The early morning prayers offered at a temple in Assam by Sarbananda Sonowal had the desired effect. The BJP leader, who is currently Union Sports Minister, will head his party’s first government in the North East, ending 15 years in office for the Congress’ Tarun Gogoi.
BJP, with its allies, won a whopping 87 of Assam’s 126 seats. Party leaders were unanimous that the fierce victory was powered by good partnerships and the decision to project strong local leaders, like Mr Sonowal, 53, and Himanta Biswa Sarma, a master strategist and influential leader who switched sides from the Congress.
“The big challenges will be sealing the border, infiltration, and unemployment,” said Mr Sonowal. Party leaders credited BJP president Amit Shah and Prime Minister Narendra Modi for a historic win in a state where the BJP had virtually no presence.
At 34 per cent, Assam has the second highest percentage of Muslims among all states. An estimated 10 per cent of the state consists of Muslims who have migrated from Bangladesh, and gained Indian citizenship.

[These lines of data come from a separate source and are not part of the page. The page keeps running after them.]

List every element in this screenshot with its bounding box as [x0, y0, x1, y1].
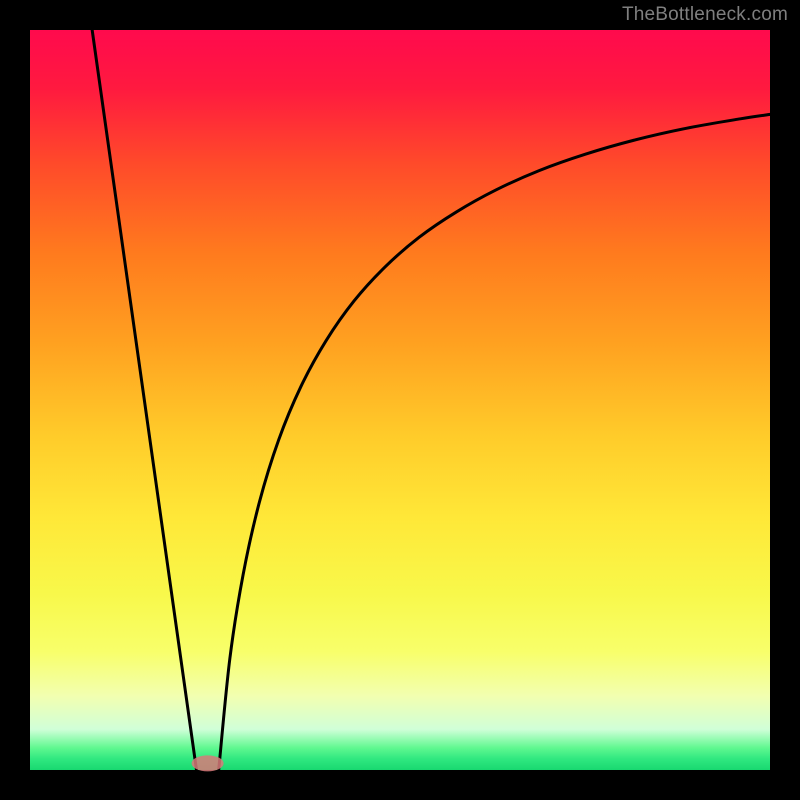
attribution-text: TheBottleneck.com: [622, 4, 788, 26]
chart-svg: [0, 0, 800, 800]
plot-area: [30, 30, 770, 770]
bottleneck-chart: TheBottleneck.com: [0, 0, 800, 800]
optimal-marker: [192, 755, 224, 771]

In rallies, BJP leaders promised to identify and deport younger illegal migrants, dismissed as bluster by analysts who said a full-scale drive to expel Muslim immigrants was highly unlikely. The party said it would welcome Hindus who migrate from Bangladesh, and will try to offer them citizenship. A stricter citizen registration programme to track future inflows will be introduced, Sarma has said.
Those sort of commitments were billed as deeply divisive, a charge rejected by the BJP, whose Assam leaders said that they stand firmly behind Indian Muslims. The incumbent Congress, headed by Gogoi, who has been denied a fourth consecutive term as Chief Minister, stubbornly refused to strike any alliance in Assam, and is now on the political poverty line with just 23 of 126 seats.
The main Muslim party in the state, the AIUDF, split the non-BJP vote precariously for the Congress, though its leader Badruddin Ajmal lost his election.